March 16, 2012
A week ago I got an e-mail telling me about another call that I had missed because I don't really have a physical presence in the offices of The Sedalia Democrat.
The guys behind Dustbin Film, which is the independent production company behind the documentary “OMF! The Story of the Ozark Music Festival” wanted to speak with me.
Maybe they wanted me to sit in a chair in front of a camera and act like I had valuable insight into an event that took place 15 years before I was born. Maybe they wanted to use my image or my presence at one of their events to get the word out.
As it turns out, they were just looking for some old fashioned publicity. I like supporting Sedalia projects so I was happy to give it to them.
Lujin was born and raised here in Sedalia and despite his technical status as the director of the documentary he is quick to mention that there are two other people who are just as important to the production: his wife, Sharon Autry Lujin and Phillip Woodward.
This is the group behind OMF! And Dustbin Film, a company they started solely for the purpose of producing the documentary. “We called it “Dustbin” because we felt that we were reclaiming these stories from the dustbin of history,” said Lujin.
He defended the modern relevance of his film by mentioning its historical importance: “This is the single most interesting thing to happen to Sedalia,” said Lujin, “Other cities would kill for a story this rich.”
Now I'm not so sure about that but it the Ozark Music Festival was certainly unique and is certainly ripe for documentation.
But that documentation proved to be quite an undertaking for the Dustbin crew.
“We started this in a fury,” he admitted. “We didn't realize what we had our hands on.”
There are few events that have shaped the mythology of this place we call Sedalia like our infamous music festival.
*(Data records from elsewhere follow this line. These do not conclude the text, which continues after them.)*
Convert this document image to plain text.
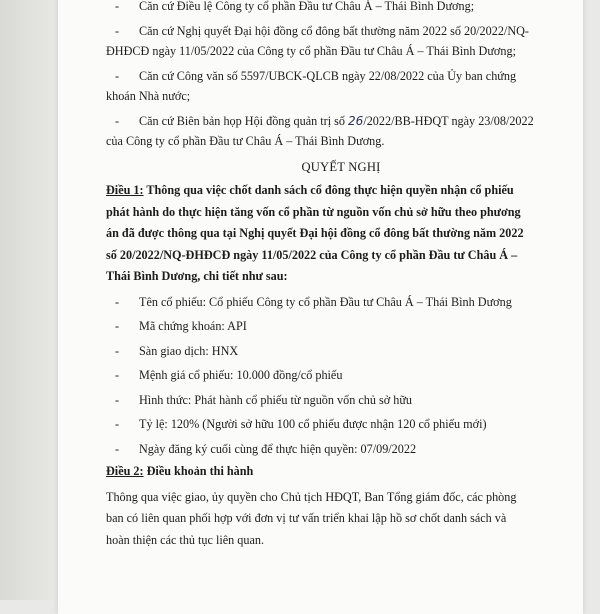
-	Căn cứ Điều lệ Công ty cổ phần Đầu tư Châu Á – Thái Bình Dương;
-	Căn cứ Nghị quyết Đại hội đồng cổ đông bất thường năm 2022 số 20/2022/NQ-
ĐHĐCĐ ngày 11/05/2022 của Công ty cổ phần Đầu tư Châu Á – Thái Bình Dương;
-	Căn cứ Công văn số 5597/UBCK-QLCB ngày 22/08/2022 của Ủy ban chứng
khoán Nhà nước;
-	Căn cứ Biên bản họp Hội đồng quản trị số 26/2022/BB-HĐQT ngày 23/08/2022
của Công ty cổ phần Đầu tư Châu Á – Thái Bình Dương.
QUYẾT NGHỊ
Điều 1: Thông qua việc chốt danh sách cổ đông thực hiện quyền nhận cổ phiếu
phát hành do thực hiện tăng vốn cổ phần từ nguồn vốn chủ sở hữu theo phương
án đã được thông qua tại Nghị quyết Đại hội đồng cổ đông bất thường năm 2022
số 20/2022/NQ-ĐHĐCĐ ngày 11/05/2022 của Công ty cổ phần Đầu tư Châu Á –
Thái Bình Dương, chi tiết như sau:
-	Tên cổ phiếu: Cổ phiếu Công ty cổ phần Đầu tư Châu Á – Thái Bình Dương
-	Mã chứng khoán: API
-	Sàn giao dịch: HNX
-	Mệnh giá cổ phiếu: 10.000 đồng/cổ phiếu
-	Hình thức: Phát hành cổ phiếu từ nguồn vốn chủ sở hữu
-	Tỷ lệ: 120% (Người sở hữu 100 cổ phiếu được nhận 120 cổ phiếu mới)
-	Ngày đăng ký cuối cùng để thực hiện quyền: 07/09/2022
Điều 2: Điều khoản thi hành
Thông qua việc giao, ủy quyền cho Chủ tịch HĐQT, Ban Tổng giám đốc, các phòng
ban có liên quan phối hợp với đơn vị tư vấn triển khai lập hồ sơ chốt danh sách và
hoàn thiện các thủ tục liên quan.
Everything happened there and nothing happened there. Some people might have died and some of them might have come back to life.
“There are a lot of myths,” he said, later going on to call the event a “myth-making machine.”
Sometimes a documentary or a column just doesn't pan out because there just isn't enough there but our intrepid documentarians were happy with the stories that they were digging up:
“There are more revelations each day,” said Lujin.
I wrote a column a few weeks ago in which I supposed that Sedalia should have another music festival on a grand scale and I figured that Lujin might be able to use some of the insight he had gained about the original event to opine about a follow up.
His response wasn't as optimistic as I might have hoped:
“I don't think anyone could do it,” he said. “You can't recreate it any more than you could recreate Woodstock.”
People have tried to do that over and over again and some people even have the Woodstock '94 Pepsi cans to prove it but it's true that none of them really managed to recapture the magic of the first one.
But it was never my intent to suppose a recreation – just a similar event with a similar scale.
“Rock culture isn't like it used to be,” he insisted.
But the conversation soon turned to the upcoming documentary fundraiser at the Liberty Center. The doors open at 6:00 PM on Saturday, March 31st and the 15 minute trailer starts at 7:00. Admission is $5 and will go towards completion of the project. There will be wine, live music and hors d'oeuvres.
“Everything we're showing has never been seen,” he said, “It's mostly original Ozark Music Festival footage.”
But the dustbin crew doesn't just want your financial support – they're also looking for more content for the film.
“We're still looking for footage and conducting interviews,” he said. “We'll listen to anybody.”
Anyone who is interested in telling their OMF stories or sharing their footage can contact the Dustbin crew at firstname.lastname@example.org.
“The response we're getting is significant,” he said, “This wasn't just a music festival – it was a lifestyle.”